The story was also discussed intensively on the DW News Facebook channel. The Turkish and Chinese language teams of DW also adapted the article, prompting discussion on social media in these communities as well.
You can find a full account of our methodology, as well as the data and code behind the analysis, on our GitHub page (see additional links).
The main tool used for this story was the statistical programming language R for scraping, analysis and preliminary visualization.
From the annual Academy Awards “”Reminder List””, as well as the official Academy database of Oscar nominees and winners, we compiled a list of around 28,200 relevant Hollywood movies. We also merged these datasets with IMDB data where possible for further metadata and fact-checking.
For the stereotypes present in those movies, we systematically scraped results from the user-generated wiki TVTropes. As with all user-generated data, there is bound to be some margin of error. Still, TVTropes is the best option for getting detailed and large-scale data on something as complex and subjective as movie tropes. As one of our precautions, we excluded entries that had been only edited by one user.
To match TVTropes entries to the correct movies and avoid false matches, we used a mix of pattern recognition rules and manual work in R and OpenRefine.
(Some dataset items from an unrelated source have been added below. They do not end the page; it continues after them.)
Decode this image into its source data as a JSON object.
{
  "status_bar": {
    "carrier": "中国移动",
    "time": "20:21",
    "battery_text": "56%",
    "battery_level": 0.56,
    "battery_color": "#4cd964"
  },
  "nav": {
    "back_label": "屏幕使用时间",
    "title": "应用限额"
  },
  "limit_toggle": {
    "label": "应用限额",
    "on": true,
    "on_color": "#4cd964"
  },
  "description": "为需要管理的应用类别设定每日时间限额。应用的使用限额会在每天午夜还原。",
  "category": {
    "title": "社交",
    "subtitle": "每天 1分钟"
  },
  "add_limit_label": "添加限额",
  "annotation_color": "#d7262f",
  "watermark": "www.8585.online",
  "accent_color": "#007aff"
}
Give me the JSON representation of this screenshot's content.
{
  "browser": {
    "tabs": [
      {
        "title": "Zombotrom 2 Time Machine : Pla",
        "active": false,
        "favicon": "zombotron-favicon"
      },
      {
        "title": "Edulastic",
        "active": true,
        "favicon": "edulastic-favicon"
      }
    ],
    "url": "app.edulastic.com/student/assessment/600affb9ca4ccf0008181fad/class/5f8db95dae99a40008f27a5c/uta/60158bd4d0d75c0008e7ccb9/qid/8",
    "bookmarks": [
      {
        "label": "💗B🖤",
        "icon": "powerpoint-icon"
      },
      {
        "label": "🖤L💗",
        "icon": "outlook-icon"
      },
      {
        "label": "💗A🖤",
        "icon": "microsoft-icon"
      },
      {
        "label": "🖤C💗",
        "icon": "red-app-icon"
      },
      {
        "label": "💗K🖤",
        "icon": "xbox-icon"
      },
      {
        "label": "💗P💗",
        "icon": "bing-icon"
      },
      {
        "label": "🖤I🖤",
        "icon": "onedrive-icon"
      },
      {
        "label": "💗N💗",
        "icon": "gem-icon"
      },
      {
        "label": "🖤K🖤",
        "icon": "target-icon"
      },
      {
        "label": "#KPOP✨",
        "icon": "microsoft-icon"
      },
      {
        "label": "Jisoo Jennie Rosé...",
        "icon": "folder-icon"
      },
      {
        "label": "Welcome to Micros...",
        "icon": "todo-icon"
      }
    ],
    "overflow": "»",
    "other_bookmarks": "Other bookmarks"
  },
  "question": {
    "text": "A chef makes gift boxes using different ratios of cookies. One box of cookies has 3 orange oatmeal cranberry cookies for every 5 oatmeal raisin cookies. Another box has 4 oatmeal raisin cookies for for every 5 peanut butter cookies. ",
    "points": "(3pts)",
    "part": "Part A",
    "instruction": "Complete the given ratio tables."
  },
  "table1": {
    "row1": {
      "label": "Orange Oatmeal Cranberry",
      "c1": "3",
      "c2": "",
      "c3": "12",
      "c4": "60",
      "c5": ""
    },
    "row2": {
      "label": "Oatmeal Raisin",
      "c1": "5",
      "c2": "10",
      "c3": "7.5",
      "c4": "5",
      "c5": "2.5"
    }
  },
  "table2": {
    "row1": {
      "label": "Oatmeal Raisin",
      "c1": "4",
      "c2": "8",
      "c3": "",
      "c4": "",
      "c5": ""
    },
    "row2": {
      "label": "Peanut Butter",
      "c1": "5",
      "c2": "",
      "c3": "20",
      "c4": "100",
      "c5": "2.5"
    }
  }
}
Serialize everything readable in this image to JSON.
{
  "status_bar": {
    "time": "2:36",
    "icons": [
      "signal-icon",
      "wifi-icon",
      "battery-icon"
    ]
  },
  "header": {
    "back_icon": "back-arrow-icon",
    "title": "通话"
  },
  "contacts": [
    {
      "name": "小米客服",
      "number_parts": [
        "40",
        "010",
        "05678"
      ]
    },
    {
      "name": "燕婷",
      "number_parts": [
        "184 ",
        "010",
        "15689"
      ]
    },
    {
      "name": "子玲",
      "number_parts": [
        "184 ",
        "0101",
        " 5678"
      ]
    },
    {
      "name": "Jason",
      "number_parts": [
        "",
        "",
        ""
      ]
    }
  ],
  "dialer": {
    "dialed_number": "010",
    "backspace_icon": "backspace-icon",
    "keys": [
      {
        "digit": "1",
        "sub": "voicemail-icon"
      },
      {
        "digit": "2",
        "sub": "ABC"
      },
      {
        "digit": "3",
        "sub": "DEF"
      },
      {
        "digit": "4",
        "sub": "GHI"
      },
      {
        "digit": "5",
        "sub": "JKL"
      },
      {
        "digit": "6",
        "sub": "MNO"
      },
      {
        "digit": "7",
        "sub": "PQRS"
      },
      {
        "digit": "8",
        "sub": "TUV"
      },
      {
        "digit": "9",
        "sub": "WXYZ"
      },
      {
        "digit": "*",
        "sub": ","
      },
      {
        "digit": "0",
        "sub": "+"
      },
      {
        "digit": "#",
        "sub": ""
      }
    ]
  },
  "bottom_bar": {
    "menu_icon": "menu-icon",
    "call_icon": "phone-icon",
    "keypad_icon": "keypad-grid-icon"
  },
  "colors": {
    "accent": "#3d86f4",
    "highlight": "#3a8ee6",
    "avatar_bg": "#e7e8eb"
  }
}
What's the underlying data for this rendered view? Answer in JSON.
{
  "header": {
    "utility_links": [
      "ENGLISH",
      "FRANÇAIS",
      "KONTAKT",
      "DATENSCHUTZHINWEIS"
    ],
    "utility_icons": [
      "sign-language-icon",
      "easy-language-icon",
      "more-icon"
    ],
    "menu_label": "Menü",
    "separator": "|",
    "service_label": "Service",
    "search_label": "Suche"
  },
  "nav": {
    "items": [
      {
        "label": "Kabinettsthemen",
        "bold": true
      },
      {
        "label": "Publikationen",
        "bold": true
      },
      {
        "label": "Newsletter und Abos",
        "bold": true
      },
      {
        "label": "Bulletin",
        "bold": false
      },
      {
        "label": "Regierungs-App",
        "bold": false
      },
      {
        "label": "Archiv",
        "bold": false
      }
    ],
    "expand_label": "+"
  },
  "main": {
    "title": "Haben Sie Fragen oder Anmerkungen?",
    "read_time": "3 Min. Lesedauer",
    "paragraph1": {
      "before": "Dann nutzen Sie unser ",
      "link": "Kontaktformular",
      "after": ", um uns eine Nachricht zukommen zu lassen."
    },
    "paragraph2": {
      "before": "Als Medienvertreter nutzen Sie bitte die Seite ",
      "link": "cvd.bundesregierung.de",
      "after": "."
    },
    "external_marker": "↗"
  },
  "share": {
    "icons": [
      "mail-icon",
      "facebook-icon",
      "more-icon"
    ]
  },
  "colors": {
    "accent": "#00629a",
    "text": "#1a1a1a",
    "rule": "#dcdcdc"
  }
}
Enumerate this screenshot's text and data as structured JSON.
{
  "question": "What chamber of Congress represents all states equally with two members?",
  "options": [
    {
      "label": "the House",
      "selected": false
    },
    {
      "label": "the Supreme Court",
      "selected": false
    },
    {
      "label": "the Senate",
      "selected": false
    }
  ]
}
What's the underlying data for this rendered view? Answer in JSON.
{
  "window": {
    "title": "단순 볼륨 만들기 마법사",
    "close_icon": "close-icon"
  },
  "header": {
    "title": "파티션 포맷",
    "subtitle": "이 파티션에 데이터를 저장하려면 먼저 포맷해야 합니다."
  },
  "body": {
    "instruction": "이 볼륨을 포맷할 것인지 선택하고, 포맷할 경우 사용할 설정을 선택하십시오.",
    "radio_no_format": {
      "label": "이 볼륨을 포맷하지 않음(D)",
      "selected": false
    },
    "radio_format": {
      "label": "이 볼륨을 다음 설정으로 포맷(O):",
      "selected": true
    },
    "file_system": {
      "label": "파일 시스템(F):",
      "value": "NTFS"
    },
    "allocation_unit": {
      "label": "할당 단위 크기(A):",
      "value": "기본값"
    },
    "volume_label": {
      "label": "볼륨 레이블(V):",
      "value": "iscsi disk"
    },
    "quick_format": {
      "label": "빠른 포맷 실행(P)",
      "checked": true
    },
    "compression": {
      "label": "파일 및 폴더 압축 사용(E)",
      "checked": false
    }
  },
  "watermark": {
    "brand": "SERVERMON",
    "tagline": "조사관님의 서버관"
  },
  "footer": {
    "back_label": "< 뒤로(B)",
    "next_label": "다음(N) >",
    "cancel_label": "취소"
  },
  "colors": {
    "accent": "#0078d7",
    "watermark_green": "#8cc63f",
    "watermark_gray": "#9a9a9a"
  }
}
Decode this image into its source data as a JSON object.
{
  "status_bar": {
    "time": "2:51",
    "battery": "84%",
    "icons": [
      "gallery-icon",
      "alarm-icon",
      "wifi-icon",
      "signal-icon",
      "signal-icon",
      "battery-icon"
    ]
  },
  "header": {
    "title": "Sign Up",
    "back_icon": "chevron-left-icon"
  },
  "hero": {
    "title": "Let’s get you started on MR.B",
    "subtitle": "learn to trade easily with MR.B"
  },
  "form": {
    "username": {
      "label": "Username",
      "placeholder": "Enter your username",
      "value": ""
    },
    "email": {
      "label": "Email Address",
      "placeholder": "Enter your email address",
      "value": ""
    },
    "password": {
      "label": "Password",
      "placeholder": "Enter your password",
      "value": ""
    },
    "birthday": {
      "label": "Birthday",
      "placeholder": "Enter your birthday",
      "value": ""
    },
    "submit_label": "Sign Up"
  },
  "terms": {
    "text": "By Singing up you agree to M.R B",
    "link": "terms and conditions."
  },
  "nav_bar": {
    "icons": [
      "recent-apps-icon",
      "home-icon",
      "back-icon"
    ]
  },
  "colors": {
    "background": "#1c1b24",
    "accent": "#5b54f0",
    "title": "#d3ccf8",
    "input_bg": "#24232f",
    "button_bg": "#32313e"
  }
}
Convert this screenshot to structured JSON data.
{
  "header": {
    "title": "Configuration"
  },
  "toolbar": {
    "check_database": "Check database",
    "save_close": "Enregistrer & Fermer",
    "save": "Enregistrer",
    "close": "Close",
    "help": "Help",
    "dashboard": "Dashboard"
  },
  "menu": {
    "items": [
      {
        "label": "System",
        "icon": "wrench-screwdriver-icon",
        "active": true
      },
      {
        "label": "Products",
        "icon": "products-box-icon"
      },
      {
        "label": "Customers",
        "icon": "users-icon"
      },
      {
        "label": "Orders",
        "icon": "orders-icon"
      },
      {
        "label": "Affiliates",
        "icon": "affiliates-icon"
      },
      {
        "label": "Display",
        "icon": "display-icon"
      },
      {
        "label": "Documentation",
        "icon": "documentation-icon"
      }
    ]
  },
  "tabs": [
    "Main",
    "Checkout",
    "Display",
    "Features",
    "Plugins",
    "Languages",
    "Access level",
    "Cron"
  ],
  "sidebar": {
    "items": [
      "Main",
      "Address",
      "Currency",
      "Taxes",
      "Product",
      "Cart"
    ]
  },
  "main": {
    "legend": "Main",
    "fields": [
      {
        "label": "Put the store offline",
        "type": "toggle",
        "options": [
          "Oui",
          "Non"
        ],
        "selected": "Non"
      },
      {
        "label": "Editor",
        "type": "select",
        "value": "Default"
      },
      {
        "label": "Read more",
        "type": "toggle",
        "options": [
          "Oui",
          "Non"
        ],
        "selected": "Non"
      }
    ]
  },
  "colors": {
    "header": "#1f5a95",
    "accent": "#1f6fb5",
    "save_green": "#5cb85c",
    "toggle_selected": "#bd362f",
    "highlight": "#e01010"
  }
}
When in doubt, we erred on the side of caution, and in the end, we had a sample of 6,637 matched eligible movies and 21,789 unique encountered tropes to work with.
In addition to the methodology page in our GitHub repository, we also created an interactive table that allowed users to search through our trope database themselves (see additional links).
The data cleaning software Open Refine was used for pattern-based matching between metadata and TVTropes entries. We also used Adobe Illustrator to adapt the visuals for publication.
What was the hardest part of this project?
Analyses of how minority roles play out on screen has remained largely anecdotal in the past years. That’s because quantitative content analyses are usually expensive and time-consuming, especially at the scale we aimed for. Our approach worked around that by utilizing the best aspects of user-generated data, and avoiding its drawbacks as best possible. Still, the main challenge was building a robust sample, maintaining correctness while including as many movies as possible. In scraping, matching and analyzing the data, we used a mix of automation, pattern recognition and manual work. We took great care in the development of our methodology, and made our process as transparent as possible. Our methodology, as well as the data and code themselves, are published on our GitHub page. This way, we keep ourselves accountable to our audience and help any other interested party benefit from our work. With a final sample of 6,637 matched eligible movies and 21,789 unique encountered tropes, this project offers a scale of analysis that previous projects, both journalistic and scientific, did not reach.
With this project, we attempted to add a new perspective to the discussion around the Hollywood representation of people of minority ethnicities.
Our data-driven approach adds to the qualitative analyses that media experts, and people of color in general, have been publishing for decades. The final article aims to combine the power of data-driven reporting with traditional journalistic work that explains the why, the how, and the real-world implications of stereotypical depictions in Hollywood.
What can others learn from this project?
Since all of our work is available via our GitHub respository, everyone is welcome to use our learnings for their own analyses. Specifically, our approach of using large-scale user-generated data to quantify complex concepts like stereotypes might be helpful to others. We welcome people using and refining the system of checks and balances we devised to check the validity of this type of data as well. Utilizing these methods can open the door to new types of data-driven stories, and provide new perspectives to ongoing important discussions in media and society.